Koran by Heart, however, is never didactic or judgmental. Instead, it's very funny, genuinely touching, and uncommonly humane.
The Mill and the Cross Lech Majewski's dramatic recreation of Bruegel's 1564 painting,
The Way to Cavalry, could've been a masterwork on the level of Sokurov's
Russian Ark. For the first twenty minutes or so I was convinced it would be, as an art-historical world meticulously attuned to the details and rhythms of sixteenth century Flanders awakens to life in a way the distant past is so rarely able to come across on screen. Then, Majewski imposes a completely unnecessary, half-realized plot and some dubious Art History 101 dialogue between Rutger Hauer's Bruegel and a wealthy patron played by Michael York. Worse yet is the voice-over narration Majewski supplies Charlotte Rampling's mother Mary figure, in which she repeats slight variations on the line "I just don't understand..." over and over again. As one of the most visually inventive films of the digital era,
The Mill and the Cross is indeed a must-see, but it's nearly as frustrating for its deficiencies as it is astonishing for its strengths.

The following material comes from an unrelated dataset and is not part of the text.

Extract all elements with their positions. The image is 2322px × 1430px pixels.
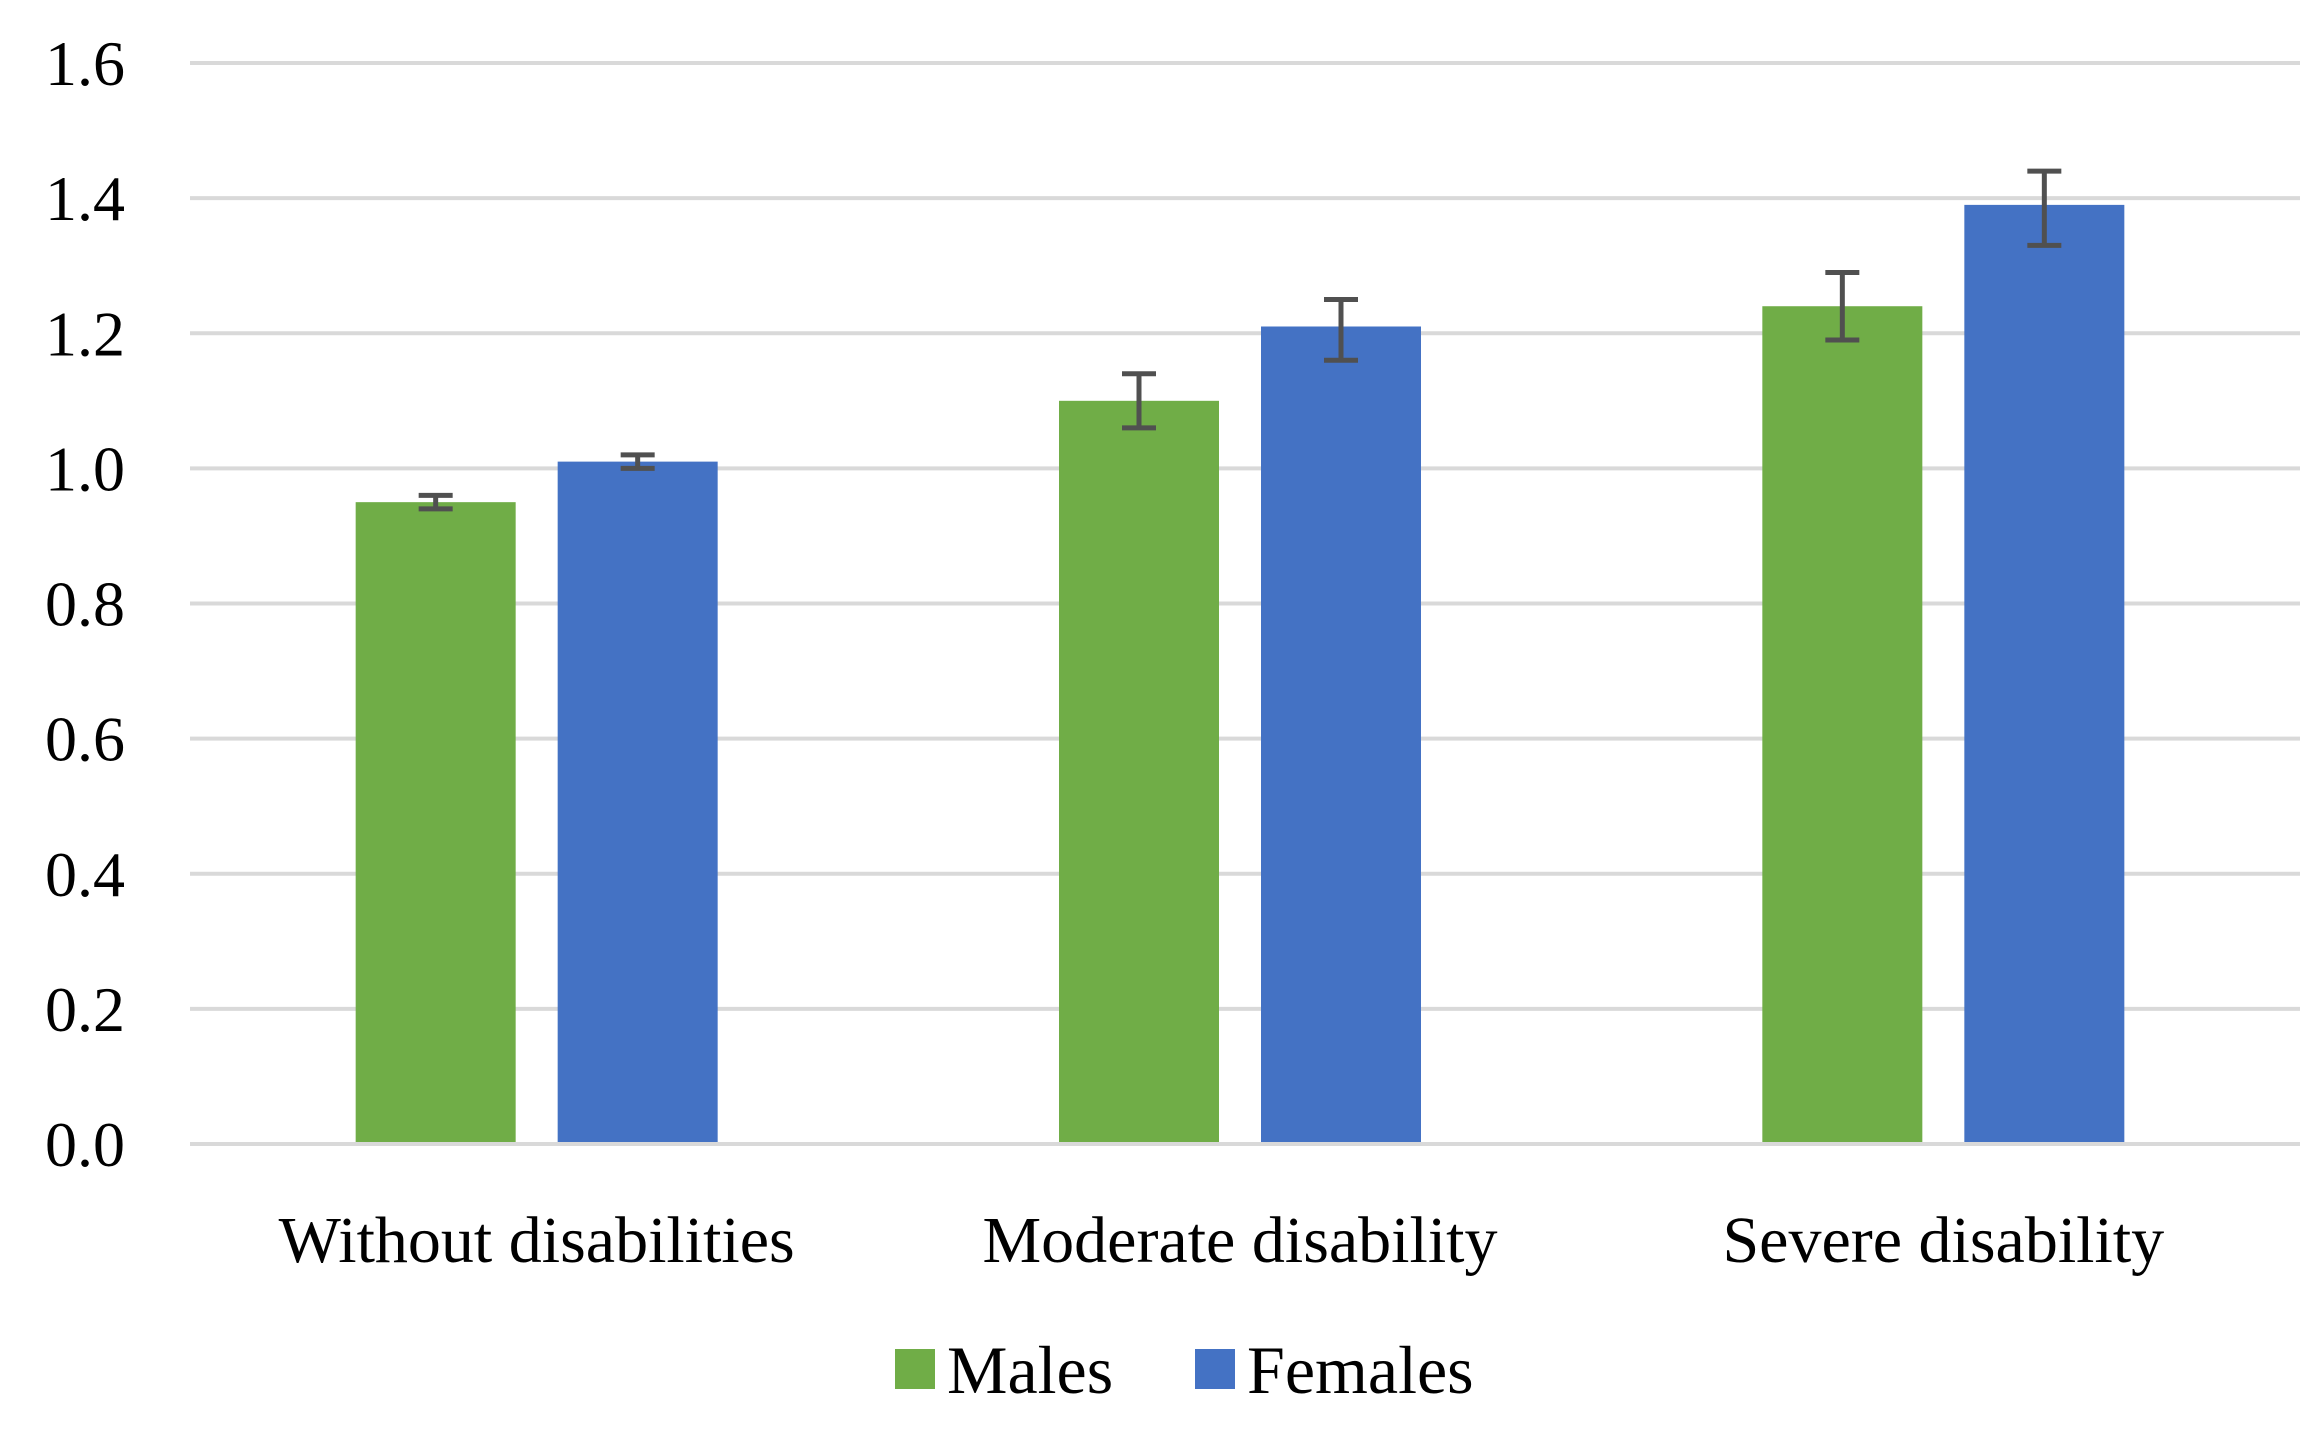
- y-tick-label: 1.4: [45, 163, 125, 234]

Year without a Summer Tan Chui Mui's follow-up to her VIFF '07 highlight,
Love Conquers All, is at least as accomplished, albeit even more restrained in its minimalist storytelling. The film, set in rural coastal Malaysia, focuses on the characters of Ali and Azam, while weaving back and forth between their friendship as boys and as adult men. Here, Tan is clearly drawing on the work of Southeast Asian cinema's most celebrated current practitioner. But rather than openly engaging with the mythological-supernatural dimension on screen the way Apichatpong does, this element is discussed matter-of-factly by characters, feels inextricably woven into the fabric of everyday life, and its possibility is always suggested just beyond the borders of the frame.
Year Without a Summer is as lovely and, at times, hypnotic to watch as it is difficult to write about in a way that conveys some of its delicate, subtle charms; see it by all means.